Question

Solve by matrix method the system of equations:

\[ \begin{aligned} x - y + z &= 4 \\ 2x + y - 3z &= 0 \\ x + y + z &= 2 \end{aligned} \]

Hint:

When solving systems of linear equations using matrices, represent the system in matrix form, calculate the inverse of the coefficient matrix, and multiply by the constant vector to get the solution.

Answer 1

Step 1: Write the system of equations in matrix form:

\[ \begin{bmatrix} 1 & -1 & 1 \\ 2 & 1 & -3 \\ 1 & 1 & 1 \end{bmatrix} \begin{bmatrix} x \\ y \\ z \end{bmatrix} = \begin{bmatrix} 4 \\ 0 \\ 2 \end{bmatrix} \]

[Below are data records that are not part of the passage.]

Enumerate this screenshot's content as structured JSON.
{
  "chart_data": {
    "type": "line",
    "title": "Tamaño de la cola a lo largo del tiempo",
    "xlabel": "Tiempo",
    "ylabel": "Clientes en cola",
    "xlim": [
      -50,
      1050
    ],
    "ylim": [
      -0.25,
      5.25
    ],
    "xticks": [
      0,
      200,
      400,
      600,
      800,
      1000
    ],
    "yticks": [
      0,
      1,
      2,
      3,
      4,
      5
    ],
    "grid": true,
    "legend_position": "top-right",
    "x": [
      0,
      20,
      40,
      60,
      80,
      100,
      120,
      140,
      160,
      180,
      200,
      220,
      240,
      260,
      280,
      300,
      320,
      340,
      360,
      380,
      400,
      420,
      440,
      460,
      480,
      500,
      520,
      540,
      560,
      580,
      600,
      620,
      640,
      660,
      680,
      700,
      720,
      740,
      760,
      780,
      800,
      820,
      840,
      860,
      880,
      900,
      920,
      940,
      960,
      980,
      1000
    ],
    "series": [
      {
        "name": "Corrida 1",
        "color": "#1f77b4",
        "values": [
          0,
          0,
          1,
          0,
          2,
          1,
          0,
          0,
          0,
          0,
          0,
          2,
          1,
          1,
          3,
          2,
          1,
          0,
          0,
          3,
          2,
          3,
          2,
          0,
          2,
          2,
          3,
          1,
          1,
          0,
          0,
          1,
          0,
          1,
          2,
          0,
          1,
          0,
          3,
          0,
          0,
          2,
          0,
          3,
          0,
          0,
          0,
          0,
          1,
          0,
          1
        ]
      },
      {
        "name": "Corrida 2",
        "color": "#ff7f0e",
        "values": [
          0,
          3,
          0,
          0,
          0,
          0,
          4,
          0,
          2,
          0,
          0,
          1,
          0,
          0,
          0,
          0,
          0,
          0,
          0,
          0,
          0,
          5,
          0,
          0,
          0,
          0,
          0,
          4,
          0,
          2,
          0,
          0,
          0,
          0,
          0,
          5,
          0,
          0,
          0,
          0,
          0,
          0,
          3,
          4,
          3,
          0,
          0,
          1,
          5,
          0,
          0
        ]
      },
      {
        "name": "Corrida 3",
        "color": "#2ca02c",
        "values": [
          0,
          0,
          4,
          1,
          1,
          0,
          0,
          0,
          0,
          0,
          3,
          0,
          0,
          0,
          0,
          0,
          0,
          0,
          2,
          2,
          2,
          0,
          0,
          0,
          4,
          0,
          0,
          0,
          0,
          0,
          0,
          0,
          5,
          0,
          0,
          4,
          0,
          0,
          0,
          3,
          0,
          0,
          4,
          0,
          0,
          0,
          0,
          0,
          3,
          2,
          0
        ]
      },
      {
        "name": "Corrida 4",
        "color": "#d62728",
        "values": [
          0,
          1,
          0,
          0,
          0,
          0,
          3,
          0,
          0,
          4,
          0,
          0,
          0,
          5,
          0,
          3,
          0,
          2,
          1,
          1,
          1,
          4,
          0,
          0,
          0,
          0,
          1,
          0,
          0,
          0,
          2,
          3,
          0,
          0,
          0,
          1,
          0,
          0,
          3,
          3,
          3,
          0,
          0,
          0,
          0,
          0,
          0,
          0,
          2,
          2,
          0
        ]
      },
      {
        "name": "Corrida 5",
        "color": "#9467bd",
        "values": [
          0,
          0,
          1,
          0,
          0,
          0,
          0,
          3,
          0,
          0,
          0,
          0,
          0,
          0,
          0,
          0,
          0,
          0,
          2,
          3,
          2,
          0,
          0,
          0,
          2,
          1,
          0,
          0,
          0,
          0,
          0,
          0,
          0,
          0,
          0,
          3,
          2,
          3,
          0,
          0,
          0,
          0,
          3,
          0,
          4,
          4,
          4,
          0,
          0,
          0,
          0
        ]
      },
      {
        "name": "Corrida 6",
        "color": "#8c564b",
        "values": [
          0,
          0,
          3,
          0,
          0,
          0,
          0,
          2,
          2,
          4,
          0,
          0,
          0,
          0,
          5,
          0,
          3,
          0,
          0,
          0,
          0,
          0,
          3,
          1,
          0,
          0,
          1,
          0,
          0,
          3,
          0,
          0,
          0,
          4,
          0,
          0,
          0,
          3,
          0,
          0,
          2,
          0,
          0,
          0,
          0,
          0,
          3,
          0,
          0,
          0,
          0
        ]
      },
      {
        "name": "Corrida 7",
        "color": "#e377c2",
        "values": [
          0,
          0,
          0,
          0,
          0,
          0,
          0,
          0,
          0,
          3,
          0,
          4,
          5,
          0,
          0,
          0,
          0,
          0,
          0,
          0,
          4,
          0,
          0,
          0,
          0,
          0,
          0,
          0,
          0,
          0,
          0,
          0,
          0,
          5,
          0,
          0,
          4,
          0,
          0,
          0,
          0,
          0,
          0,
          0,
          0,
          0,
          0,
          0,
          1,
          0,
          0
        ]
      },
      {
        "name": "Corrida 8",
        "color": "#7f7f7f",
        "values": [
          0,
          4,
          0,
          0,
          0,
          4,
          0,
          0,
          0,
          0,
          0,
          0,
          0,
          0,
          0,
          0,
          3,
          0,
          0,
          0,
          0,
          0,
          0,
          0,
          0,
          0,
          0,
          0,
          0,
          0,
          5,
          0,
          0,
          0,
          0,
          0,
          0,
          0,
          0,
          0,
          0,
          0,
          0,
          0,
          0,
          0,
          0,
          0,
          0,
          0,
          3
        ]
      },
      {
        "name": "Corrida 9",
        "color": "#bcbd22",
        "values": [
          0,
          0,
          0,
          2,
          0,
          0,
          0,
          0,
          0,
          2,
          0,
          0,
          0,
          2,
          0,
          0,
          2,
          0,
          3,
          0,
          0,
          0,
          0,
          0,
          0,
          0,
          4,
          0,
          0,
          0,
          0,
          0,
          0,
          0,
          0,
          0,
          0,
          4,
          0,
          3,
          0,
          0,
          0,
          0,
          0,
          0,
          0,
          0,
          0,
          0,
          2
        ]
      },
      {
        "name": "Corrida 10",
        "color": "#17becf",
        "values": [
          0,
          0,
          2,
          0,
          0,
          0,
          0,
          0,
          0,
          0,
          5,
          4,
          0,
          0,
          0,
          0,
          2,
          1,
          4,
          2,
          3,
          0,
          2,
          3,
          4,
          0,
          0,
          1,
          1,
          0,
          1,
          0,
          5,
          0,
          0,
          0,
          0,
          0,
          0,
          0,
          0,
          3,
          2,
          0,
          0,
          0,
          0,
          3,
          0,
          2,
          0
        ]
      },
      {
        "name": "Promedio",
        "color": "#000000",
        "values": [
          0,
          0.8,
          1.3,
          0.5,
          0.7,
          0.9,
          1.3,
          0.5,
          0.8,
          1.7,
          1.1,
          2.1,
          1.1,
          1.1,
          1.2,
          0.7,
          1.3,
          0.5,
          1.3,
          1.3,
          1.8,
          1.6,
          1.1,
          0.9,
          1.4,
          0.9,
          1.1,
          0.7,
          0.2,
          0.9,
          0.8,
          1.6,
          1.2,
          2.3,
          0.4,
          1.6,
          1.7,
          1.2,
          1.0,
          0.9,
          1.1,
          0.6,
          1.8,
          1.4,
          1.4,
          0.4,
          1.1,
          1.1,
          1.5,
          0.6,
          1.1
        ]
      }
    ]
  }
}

Step 2: Find the inverse of the coefficient matrix:

\[ A = \begin{bmatrix} 1 & -1 & 1 \\ 2 & 1 & -3 \\ 1 & 1 & 1 \end{bmatrix} \]

Step 3: Use the formula \( \vec{x} = A^{-1} \cdot \vec{b} \) to solve for \( \vec{x} \), where \( \vec{x} \) represents the vector of variables and \( \vec{b} \) is the constant vector.

After calculating \( A^{-1} \) and multiplying by \( \vec{b} \), the solution is:

\[ x = 3, \quad y = -1, \quad z = 2 \]

Thus, the solution to the system of equations is \( x = 3, y = -1, z = 2 \).